How the program works
Rolled out last fall, the training-focused diversion program gives officers accused of specific departmental violations the option to complete a four-hour training instead of receiving formal discipline. The department says it has held 18 of these four-hour sessions so far, with more than 100 officers, including eight supervisors, already completing the course and another 47 scheduled. Once an officer opts in, the session has to be wrapped up within three months.
There are some limits. Officers can use the diversion only once per year, and not for the same offense if they committed it within the past six months. The curriculum covers roughly 20 violations, ranging from failing to turn on body-worn cameras to using offensive language or getting into on-duty quarrels that do not escalate into physical confrontations. Police officials say the whole thing is designed to chip away at a disciplinary backlog that topped 600 cases in 2023, many of which can take years to resolve, according to Axios.

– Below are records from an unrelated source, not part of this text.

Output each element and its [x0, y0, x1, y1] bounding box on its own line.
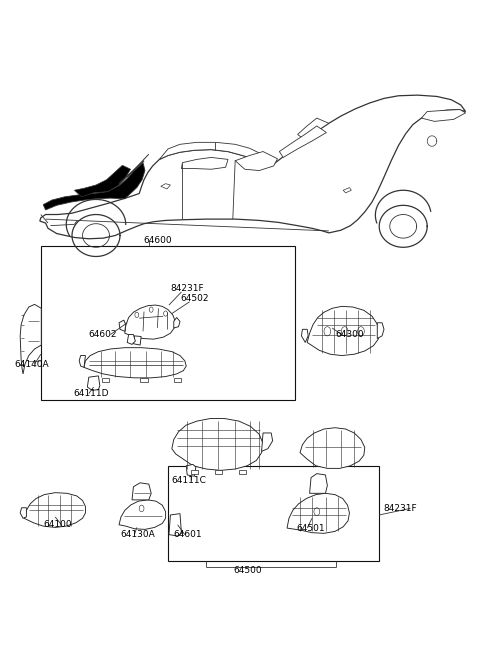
- Polygon shape: [40, 95, 466, 239]
- Text: 64140A: 64140A: [14, 359, 49, 369]
- Polygon shape: [310, 474, 327, 493]
- Text: 64100: 64100: [43, 520, 72, 529]
- Circle shape: [164, 311, 168, 316]
- Text: 64130A: 64130A: [120, 530, 155, 539]
- Circle shape: [341, 327, 348, 336]
- Text: 64111D: 64111D: [73, 389, 108, 398]
- Bar: [41, 246, 295, 400]
- Polygon shape: [239, 470, 246, 474]
- Polygon shape: [172, 419, 263, 470]
- Circle shape: [149, 307, 153, 312]
- Circle shape: [135, 312, 139, 318]
- Polygon shape: [140, 378, 148, 382]
- Polygon shape: [84, 348, 186, 378]
- Polygon shape: [132, 483, 151, 500]
- Polygon shape: [343, 188, 351, 193]
- Polygon shape: [125, 305, 175, 339]
- Circle shape: [324, 327, 331, 336]
- Polygon shape: [181, 157, 228, 169]
- Polygon shape: [127, 335, 135, 344]
- Polygon shape: [102, 378, 109, 382]
- Polygon shape: [279, 126, 326, 157]
- Circle shape: [314, 508, 320, 516]
- Polygon shape: [301, 329, 308, 342]
- Text: 84231F: 84231F: [170, 284, 204, 293]
- Polygon shape: [119, 320, 126, 331]
- Polygon shape: [174, 378, 181, 382]
- Bar: [168, 466, 379, 561]
- Text: 84231F: 84231F: [383, 504, 417, 513]
- Polygon shape: [119, 500, 166, 529]
- Polygon shape: [191, 470, 198, 474]
- Text: 64602: 64602: [89, 330, 117, 339]
- Circle shape: [358, 327, 364, 336]
- Polygon shape: [161, 184, 170, 189]
- Polygon shape: [186, 464, 196, 476]
- Polygon shape: [174, 318, 180, 328]
- Polygon shape: [43, 163, 145, 210]
- Text: 64501: 64501: [297, 523, 325, 533]
- Polygon shape: [421, 110, 466, 121]
- Polygon shape: [169, 514, 181, 536]
- Polygon shape: [159, 142, 262, 161]
- Polygon shape: [20, 304, 41, 374]
- Polygon shape: [377, 323, 384, 338]
- Polygon shape: [298, 118, 329, 140]
- Polygon shape: [133, 336, 141, 345]
- Polygon shape: [300, 428, 365, 468]
- Text: 64300: 64300: [335, 330, 364, 339]
- Text: 64111C: 64111C: [172, 476, 207, 485]
- Text: 64601: 64601: [174, 530, 203, 539]
- Text: 64500: 64500: [234, 566, 263, 575]
- Text: 64600: 64600: [143, 236, 172, 245]
- Circle shape: [139, 505, 144, 512]
- Text: 64502: 64502: [180, 294, 208, 303]
- Polygon shape: [87, 376, 100, 390]
- Polygon shape: [262, 433, 273, 451]
- Polygon shape: [20, 508, 26, 518]
- Polygon shape: [79, 356, 85, 367]
- Polygon shape: [215, 470, 222, 474]
- Polygon shape: [307, 306, 379, 356]
- Polygon shape: [235, 152, 277, 171]
- Polygon shape: [74, 165, 131, 197]
- Polygon shape: [287, 493, 349, 533]
- Polygon shape: [24, 493, 85, 527]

Watchdog flagged it at a public meeting
Janine Zajac, director of Auditing, Policy and Research at the Citizens Police Oversight Commission, was listed as a presenter at the commission’s March 12 public meeting, where the new disciplinary option was on the agenda. Alongside the diversion discussion, the public agenda lists upcoming Police Board of Inquiry hearings at Police Headquarters, 400 N. Broad Street.
CPOC staff say they intend to keep tracking whether officers are being routed into the training alternative instead of moving through progressive discipline, according to the City of Philadelphia meeting agenda. In other words, the commission is signaling it will be less interested in glossy program descriptions and more focused on who actually ends up in those classrooms, and why.

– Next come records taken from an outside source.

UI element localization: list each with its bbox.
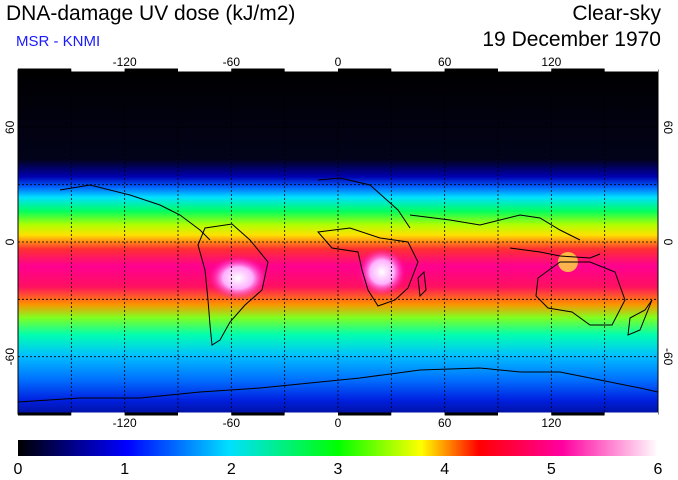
madagascar-outline bbox=[417, 270, 427, 298]
lon-tick-label: 120 bbox=[541, 55, 561, 69]
source-label: MSR - KNMI bbox=[16, 33, 101, 50]
lat-tick-label: 60 bbox=[3, 120, 17, 134]
latitude-labels-left: 60 0 -60 bbox=[3, 120, 17, 365]
sky-condition-label: Clear-sky bbox=[572, 2, 661, 25]
graticule bbox=[18, 70, 658, 414]
colorbar-tick-label: 0 bbox=[14, 461, 23, 478]
lat-tick-label: 0 bbox=[661, 239, 675, 246]
lon-tick-label: -120 bbox=[113, 55, 137, 69]
lon-tick-label: -60 bbox=[223, 55, 241, 69]
colorbar-tick-label: 5 bbox=[547, 461, 556, 478]
lon-tick-label: 60 bbox=[438, 416, 452, 430]
map-title: DNA-damage UV dose (kJ/m2) bbox=[6, 2, 296, 25]
lat-tick-label: 0 bbox=[3, 238, 17, 245]
colorbar bbox=[18, 440, 658, 456]
lon-tick-label: 0 bbox=[335, 416, 342, 430]
indonesia-outline bbox=[509, 247, 601, 259]
lon-tick-label: 0 bbox=[335, 55, 342, 69]
lon-tick-label: 120 bbox=[541, 416, 561, 430]
south-america-outline bbox=[197, 223, 269, 346]
australia-outline bbox=[535, 261, 626, 326]
lon-tick-label: -60 bbox=[223, 416, 241, 430]
new-zealand-outline bbox=[627, 299, 653, 336]
antarctica-outline bbox=[18, 367, 658, 403]
colorbar-tick-label: 4 bbox=[440, 461, 449, 478]
longitude-labels-top: -120 -60 0 60 120 bbox=[113, 55, 562, 69]
asia-outline bbox=[409, 214, 581, 241]
hotspot-south-america bbox=[208, 256, 268, 300]
lon-tick-label: 60 bbox=[438, 55, 452, 69]
colorbar-tick-label: 3 bbox=[334, 461, 343, 478]
date-label: 19 December 1970 bbox=[482, 28, 661, 51]
lat-tick-label: -60 bbox=[3, 348, 17, 366]
lat-tick-label: 60 bbox=[661, 121, 675, 135]
lon-tick-label: -120 bbox=[113, 416, 137, 430]
africa-outline bbox=[317, 227, 419, 307]
hotspot-southern-africa bbox=[358, 248, 406, 296]
colorbar-tick-label: 6 bbox=[654, 461, 663, 478]
lat-tick-label: -60 bbox=[661, 348, 675, 366]
latitude-labels-right: 60 0 -60 bbox=[661, 121, 675, 366]
colorbar-labels: 0 1 2 3 4 5 6 bbox=[14, 461, 663, 478]
colorbar-tick-label: 2 bbox=[227, 461, 236, 478]
longitude-labels-bottom: -120 -60 0 60 120 bbox=[113, 416, 562, 430]
colorbar-tick-label: 1 bbox=[120, 461, 129, 478]
frame-ticks bbox=[18, 68, 658, 416]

Watchdogs sat in on sessions
CPOC research staff told commissioners they had observed at least one training session. They reported seeing officers work through scenarios and review body-worn camera footage as part of the class.
"No one likes to sit through training," CPOC research analyst Mia McLendon told reporters, acknowledging the universal groan that comes with mandated courses. Still, she said officers in the room were engaged and responsive, a detail noted in coverage by Axios.
Why oversight matters
The scrutiny is not happening in a vacuum. Advocates point to a broader backdrop of arbitration decisions and costly settlements that make any new alternate path in discipline a hot button. A Citizens Police Oversight Commission analysis and reporting by The Philadelphia Inquirer found that a large share of fired officers have been reinstated through arbitration, a pattern that watchdogs say can weaken accountability and drive up taxpayer payouts.
CPOC says it will keep monitoring how the diversion program is used as it grows, while the police department maintains that the classroom route is part of a larger push to clear out old cases more quickly. For now, the initiative amounts to a live test: can a few hours of targeted training sit alongside traditional discipline without quietly eroding public trust in how problem officers are held to account.